The 15 mph speed limit signs posted on Moab's streets for OHV traffic had a problem nobody had fixed: under Utah state law, they were never enforceable. City staff told the council at its March 24 meeting that the signs carried incorrect legal terminology, referenced a speed limit the city has no authority to impose on a specific vehicle type, and left police with no reliable basis for citations or traffic stops. The signs are coming down within roughly a month.
City Manager Michael Black and staff explained that the signs used the term "OHV" rather than "street-legal ATV," the specific classification controlled under state statute. That mismatch meant the restrictions could not survive legal scrutiny, and enforcement officers had been operating with signage they could not stand behind in a citation. Moab police told the council the signs had created persistent confusion in the field.
The removal timeline places the work squarely in the run-up to Easter Jeep Safari, the nine-day event that draws thousands of off-road enthusiasts through town each spring.

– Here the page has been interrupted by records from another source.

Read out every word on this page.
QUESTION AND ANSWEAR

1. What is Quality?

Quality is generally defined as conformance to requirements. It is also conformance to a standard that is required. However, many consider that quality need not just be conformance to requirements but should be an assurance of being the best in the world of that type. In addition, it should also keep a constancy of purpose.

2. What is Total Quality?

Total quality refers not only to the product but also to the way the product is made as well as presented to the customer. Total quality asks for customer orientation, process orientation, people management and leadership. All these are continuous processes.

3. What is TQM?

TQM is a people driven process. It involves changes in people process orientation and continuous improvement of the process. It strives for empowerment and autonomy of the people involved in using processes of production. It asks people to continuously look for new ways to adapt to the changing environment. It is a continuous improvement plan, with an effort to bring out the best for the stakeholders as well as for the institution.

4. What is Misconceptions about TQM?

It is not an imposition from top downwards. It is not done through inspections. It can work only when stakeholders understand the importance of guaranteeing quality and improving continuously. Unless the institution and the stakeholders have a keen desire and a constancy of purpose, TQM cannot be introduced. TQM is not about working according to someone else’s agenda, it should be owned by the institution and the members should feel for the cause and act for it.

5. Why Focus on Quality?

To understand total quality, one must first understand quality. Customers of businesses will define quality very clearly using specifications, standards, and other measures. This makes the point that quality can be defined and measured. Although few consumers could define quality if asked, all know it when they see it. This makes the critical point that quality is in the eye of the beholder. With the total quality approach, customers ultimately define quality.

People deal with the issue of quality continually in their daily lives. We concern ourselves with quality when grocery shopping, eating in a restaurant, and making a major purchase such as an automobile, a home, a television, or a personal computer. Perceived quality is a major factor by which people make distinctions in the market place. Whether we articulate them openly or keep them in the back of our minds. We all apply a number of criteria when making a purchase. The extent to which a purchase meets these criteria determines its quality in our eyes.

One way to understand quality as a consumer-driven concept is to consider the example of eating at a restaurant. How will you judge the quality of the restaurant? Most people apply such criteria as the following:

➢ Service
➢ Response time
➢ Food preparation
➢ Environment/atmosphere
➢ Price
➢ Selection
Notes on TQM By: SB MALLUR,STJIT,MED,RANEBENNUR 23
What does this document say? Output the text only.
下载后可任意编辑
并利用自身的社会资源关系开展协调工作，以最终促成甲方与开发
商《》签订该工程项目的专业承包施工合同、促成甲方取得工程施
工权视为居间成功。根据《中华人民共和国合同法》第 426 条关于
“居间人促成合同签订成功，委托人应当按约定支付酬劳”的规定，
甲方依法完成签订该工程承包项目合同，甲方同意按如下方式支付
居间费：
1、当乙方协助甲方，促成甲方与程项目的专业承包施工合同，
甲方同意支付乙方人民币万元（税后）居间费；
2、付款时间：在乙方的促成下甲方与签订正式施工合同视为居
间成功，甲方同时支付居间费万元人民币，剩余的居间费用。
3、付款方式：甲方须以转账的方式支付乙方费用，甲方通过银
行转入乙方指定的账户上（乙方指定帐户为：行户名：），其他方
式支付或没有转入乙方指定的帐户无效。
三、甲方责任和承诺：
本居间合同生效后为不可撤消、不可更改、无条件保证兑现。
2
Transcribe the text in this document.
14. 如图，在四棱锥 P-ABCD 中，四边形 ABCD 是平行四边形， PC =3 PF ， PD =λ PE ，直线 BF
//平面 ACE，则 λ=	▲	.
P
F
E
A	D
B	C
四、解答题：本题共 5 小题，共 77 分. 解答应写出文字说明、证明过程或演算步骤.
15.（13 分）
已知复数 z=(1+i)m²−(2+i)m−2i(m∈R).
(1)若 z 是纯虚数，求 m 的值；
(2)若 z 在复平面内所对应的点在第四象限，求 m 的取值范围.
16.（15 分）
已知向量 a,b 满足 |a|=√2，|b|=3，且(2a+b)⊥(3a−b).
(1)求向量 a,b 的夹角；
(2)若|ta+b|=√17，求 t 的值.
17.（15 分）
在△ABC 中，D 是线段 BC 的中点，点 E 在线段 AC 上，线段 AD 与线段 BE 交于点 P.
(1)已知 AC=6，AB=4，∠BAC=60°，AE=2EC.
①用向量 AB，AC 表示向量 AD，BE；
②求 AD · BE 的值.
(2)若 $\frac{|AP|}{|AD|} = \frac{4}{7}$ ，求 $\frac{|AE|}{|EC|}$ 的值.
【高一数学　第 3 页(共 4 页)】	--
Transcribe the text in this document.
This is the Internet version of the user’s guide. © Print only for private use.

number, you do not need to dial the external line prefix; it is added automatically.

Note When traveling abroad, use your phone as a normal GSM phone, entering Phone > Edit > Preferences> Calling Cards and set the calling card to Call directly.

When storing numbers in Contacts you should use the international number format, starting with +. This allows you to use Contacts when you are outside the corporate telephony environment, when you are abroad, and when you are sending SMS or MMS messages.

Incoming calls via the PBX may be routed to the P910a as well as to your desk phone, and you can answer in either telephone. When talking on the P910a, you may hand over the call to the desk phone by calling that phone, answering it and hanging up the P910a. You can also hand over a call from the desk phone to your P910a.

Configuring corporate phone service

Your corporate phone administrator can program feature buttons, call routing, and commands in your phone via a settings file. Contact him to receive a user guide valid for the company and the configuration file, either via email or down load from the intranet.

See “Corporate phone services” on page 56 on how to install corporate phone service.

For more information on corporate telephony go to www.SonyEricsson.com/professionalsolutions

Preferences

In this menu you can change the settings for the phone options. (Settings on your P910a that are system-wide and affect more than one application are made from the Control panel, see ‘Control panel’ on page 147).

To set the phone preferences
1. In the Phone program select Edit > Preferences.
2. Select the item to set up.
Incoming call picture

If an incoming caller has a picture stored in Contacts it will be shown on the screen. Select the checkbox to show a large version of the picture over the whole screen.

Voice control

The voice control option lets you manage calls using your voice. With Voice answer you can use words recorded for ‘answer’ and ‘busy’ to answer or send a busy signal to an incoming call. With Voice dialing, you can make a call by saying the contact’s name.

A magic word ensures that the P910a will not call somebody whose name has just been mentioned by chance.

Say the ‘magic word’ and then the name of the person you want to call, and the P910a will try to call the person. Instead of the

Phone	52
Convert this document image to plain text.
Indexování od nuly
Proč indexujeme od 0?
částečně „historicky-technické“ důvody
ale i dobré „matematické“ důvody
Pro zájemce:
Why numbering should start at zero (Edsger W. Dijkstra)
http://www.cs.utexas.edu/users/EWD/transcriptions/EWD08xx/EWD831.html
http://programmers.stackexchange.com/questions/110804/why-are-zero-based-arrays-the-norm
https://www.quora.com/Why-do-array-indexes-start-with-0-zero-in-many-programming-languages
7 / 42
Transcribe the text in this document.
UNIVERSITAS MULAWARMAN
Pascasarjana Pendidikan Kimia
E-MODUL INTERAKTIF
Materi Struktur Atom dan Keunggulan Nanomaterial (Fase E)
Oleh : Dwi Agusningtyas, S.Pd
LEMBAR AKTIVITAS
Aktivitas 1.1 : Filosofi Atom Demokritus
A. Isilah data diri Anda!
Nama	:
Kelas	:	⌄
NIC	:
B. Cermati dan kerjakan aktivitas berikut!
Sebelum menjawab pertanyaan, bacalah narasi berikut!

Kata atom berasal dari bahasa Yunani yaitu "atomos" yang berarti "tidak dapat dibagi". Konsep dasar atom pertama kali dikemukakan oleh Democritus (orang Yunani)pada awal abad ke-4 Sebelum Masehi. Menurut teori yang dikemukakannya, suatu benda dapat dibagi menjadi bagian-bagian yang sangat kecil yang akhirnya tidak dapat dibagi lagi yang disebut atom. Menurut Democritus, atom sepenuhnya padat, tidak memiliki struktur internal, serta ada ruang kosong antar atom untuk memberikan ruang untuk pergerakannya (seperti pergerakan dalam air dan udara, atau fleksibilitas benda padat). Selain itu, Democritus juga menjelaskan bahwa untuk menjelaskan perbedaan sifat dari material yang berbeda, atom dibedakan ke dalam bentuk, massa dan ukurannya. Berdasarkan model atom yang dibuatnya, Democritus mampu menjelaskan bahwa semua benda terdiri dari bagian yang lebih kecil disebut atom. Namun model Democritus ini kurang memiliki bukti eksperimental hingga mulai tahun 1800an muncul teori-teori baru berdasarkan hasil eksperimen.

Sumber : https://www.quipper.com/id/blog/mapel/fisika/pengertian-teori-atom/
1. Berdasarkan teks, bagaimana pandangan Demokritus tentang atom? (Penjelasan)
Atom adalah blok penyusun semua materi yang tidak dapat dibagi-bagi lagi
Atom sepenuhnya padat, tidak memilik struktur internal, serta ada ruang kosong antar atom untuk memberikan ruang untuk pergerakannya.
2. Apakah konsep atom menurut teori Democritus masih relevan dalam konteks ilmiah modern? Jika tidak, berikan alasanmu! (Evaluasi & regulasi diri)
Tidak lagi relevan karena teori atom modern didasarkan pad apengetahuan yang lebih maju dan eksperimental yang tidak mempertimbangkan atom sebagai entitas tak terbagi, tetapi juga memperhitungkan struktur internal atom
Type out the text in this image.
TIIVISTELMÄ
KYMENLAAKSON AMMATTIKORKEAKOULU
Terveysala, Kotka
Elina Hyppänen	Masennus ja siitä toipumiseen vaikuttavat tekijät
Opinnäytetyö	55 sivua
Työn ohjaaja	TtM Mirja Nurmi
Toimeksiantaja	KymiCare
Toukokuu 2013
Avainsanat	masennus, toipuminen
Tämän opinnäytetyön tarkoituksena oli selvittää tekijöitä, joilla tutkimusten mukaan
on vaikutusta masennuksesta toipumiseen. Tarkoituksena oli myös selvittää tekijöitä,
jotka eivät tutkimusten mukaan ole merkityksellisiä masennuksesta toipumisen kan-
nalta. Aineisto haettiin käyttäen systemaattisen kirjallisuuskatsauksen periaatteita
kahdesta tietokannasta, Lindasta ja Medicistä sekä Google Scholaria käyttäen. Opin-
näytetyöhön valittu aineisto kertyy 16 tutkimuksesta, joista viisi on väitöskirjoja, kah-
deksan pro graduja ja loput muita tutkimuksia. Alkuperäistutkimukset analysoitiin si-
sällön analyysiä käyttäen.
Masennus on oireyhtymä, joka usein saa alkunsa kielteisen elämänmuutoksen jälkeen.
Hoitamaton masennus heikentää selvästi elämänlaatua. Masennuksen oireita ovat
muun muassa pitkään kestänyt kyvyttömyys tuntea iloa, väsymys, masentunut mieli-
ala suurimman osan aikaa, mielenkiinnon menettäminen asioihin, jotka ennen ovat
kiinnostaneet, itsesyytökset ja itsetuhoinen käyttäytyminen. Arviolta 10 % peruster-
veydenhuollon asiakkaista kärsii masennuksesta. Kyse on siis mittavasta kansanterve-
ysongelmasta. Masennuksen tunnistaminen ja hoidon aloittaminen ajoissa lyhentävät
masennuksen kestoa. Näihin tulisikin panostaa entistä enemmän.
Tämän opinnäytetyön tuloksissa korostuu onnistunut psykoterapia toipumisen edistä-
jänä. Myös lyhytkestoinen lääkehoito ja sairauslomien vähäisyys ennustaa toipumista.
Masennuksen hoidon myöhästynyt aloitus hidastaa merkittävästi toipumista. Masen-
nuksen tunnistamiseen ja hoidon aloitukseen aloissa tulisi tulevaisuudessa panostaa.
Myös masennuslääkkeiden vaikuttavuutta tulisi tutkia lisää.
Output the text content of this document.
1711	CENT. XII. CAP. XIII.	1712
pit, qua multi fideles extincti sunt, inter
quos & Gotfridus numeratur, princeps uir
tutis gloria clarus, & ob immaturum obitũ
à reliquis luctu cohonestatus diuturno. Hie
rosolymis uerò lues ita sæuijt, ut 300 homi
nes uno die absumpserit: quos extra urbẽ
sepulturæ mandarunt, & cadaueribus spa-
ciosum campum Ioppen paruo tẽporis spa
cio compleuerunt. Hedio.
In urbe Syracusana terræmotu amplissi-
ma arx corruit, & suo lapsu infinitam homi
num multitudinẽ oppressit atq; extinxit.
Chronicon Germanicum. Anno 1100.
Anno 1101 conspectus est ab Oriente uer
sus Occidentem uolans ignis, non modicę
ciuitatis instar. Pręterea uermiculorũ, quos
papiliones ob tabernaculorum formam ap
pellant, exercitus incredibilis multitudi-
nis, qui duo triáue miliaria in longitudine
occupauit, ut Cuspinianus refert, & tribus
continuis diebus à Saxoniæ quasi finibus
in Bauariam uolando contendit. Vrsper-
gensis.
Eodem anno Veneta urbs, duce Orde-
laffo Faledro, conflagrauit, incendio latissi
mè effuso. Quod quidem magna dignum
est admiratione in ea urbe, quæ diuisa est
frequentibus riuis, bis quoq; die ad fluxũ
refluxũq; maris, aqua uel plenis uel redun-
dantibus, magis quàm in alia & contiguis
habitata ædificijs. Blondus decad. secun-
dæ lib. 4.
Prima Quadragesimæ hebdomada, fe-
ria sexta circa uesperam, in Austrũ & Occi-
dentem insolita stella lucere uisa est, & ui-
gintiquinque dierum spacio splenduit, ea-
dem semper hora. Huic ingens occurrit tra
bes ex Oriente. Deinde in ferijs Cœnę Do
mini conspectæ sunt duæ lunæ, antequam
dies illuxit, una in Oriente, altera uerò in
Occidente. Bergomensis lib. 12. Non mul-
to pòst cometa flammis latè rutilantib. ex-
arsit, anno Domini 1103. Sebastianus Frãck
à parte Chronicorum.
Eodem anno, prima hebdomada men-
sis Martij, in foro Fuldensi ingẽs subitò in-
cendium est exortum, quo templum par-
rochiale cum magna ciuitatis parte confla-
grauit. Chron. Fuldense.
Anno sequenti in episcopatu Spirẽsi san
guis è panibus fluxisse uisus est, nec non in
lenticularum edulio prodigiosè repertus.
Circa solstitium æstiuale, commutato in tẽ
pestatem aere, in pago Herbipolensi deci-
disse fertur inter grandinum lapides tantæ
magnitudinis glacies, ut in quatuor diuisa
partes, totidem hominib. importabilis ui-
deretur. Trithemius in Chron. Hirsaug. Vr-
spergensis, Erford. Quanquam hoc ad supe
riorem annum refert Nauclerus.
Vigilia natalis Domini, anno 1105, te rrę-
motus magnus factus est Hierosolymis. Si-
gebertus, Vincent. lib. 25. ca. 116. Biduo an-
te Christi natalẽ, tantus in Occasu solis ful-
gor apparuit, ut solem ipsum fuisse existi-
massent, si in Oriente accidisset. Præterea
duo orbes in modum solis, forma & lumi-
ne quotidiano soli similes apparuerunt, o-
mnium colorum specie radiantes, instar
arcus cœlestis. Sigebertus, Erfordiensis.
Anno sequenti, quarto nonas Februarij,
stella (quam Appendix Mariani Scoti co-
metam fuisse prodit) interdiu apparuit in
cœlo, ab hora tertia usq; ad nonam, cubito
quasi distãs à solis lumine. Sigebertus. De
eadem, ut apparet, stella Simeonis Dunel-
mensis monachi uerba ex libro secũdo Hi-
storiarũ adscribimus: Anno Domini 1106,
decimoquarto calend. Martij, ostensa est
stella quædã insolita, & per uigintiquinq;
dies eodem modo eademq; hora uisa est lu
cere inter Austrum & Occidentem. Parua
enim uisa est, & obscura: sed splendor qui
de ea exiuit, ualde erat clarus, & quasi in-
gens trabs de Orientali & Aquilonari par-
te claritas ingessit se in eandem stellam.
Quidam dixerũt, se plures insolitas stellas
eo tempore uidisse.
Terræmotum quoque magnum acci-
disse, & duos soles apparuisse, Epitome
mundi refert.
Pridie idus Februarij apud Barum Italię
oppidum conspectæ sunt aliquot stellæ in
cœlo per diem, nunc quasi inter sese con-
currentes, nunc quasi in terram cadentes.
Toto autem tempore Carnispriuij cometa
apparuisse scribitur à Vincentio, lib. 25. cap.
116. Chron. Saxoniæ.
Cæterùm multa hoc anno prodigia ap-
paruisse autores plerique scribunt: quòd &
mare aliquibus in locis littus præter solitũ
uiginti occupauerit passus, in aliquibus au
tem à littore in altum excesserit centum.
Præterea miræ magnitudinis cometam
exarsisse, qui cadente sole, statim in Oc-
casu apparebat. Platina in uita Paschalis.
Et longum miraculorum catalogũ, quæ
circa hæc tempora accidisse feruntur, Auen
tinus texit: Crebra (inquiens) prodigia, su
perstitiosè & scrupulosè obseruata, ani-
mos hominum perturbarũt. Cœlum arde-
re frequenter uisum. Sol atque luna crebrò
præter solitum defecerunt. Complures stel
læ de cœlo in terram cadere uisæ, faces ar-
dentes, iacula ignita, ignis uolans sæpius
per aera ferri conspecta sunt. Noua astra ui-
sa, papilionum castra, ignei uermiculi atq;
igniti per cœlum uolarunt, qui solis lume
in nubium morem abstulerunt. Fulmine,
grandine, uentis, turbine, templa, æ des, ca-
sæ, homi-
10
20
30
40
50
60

The streets in question are primary connectors to destinations like Sand Flats and Slickrock, which means the change hits directly during the weeks when OHV traffic is at its peak.
The original 15 mph restriction was aimed at reducing noise and improving neighborhood safety. Those goals haven't gone away; the mechanism simply failed legal scrutiny. Black told the council that the sponsor of any replacement program must "really … say they identify with Moab," a signal that city officials want the next approach built around local values and community identity, not just regulatory compliance.
City officials have already been in conversations with state legislators about potential statutory fixes, suggesting the city is thinking beyond a sign swap. Without new state language or a legally sound local ordinance, any replacement signs face the same vulnerabilities as the ones being pulled. The city heads into its busiest visitation stretch with the original goals still intact and the mechanism to achieve them still unresolved.